Fast forward through the decades. Living now in the San Francisco Bay Area, I’m a season ticket holder of the Golden State Warriors. Three years ago the Warriors drafted a 20 year old kid from Italy, Marco Belinelli. He had been scouted and recommended by one of the greatest players in the history of the Warriors, Chris Mullin, who was general manager of the Warriors at the time. Mullin loves creative players and good shooters. Marco came highly recommended.
When Marco’s name was called as the Warriors’ selection on draft day 2007, the young Italian stood up, smiled, and walked toward the podium to be recognized by NBA Commissioner, David Stern. Most guys when selected give their mothers a hug or embrace their girlfriends or wives. When Marco left his table, he hugged and then gently slapped his female companion on the butt. Off to a great start!

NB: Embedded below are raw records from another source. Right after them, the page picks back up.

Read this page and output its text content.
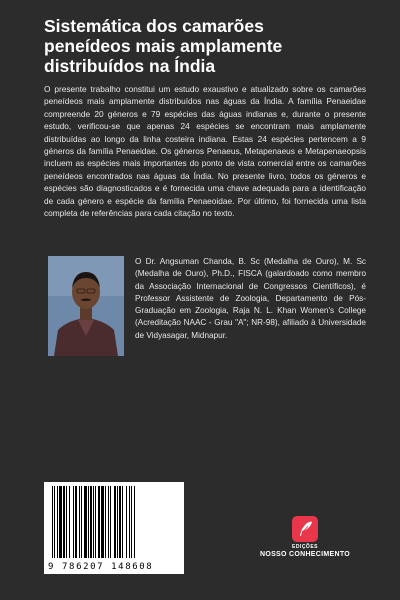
Sistemática dos camarões
peneídeos mais amplamente
distribuídos na Índia

O presente trabalho constitui um estudo exaustivo e atualizado sobre os camarões peneídeos mais amplamente distribuídos nas águas da Índia. A família Penaeidae compreende 20 géneros e 79 espécies das águas indianas e, durante o presente estudo, verificou-se que apenas 24 espécies se encontram mais amplamente distribuídas ao longo da linha costeira indiana. Estas 24 espécies pertencem a 9 géneros da família Penaeidae. Os géneros Penaeus, Metapenaeus e Metapenaeopsis incluem as espécies mais importantes do ponto de vista comercial entre os camarões peneídeos encontrados nas águas da Índia. No presente livro, todos os géneros e espécies são diagnosticados e é fornecida uma chave adequada para a identificação de cada género e espécie da família Penaeoidae. Por último, foi fornecida uma lista completa de referências para cada citação no texto.

O Dr. Angsuman Chanda, B. Sc (Medalha de Ouro), M. Sc (Medalha de Ouro), Ph.D., FISCA (galardoado como membro da Associação Internacional de Congressos Científicos), é Professor Assistente de Zoologia, Departamento de Pós-Graduação em Zoologia, Raja N. L. Khan Women's College (Acreditação NAAC - Grau "A"; NR-98), afiliado à Universidade de Vidyasagar, Midnapur.

9 786207 148608
EDIÇÕES
NOSSO CONHECIMENTO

Over the past three years Marco had the unfortunate experience of playing for two horrible coaches—Don Nelson of the Warriors and Jay Triano of the Toronto Raptors. His role has been limited with both teams.
Fortunately, Marco was traded this summer. Now with the New Orleans Hornets, Marco is likely to get his first real opportunity to play consistent minutes and for a team that needs his skills. His new team has a great analysis of his potential.
Marco Belinelli brings tremendous excitement to the game. On offense, he’s got a beautiful stroke from distance and makes creative plays around the basket. He sees the floor well and keeps the ball moving. He’s becoming a better rebounder too. Defensively, he works to keep his man from receiving the ball and fights his way through picks. Marco has great hands, creating steals and often forcing his opponent to turn the ball over.
Beyond his skills on the court, Marco seems to be a very cool guy. I like to follow the less-than-obvious stars in the NBA, and the ones I identify with in some way. Marco Belinelli is that guy.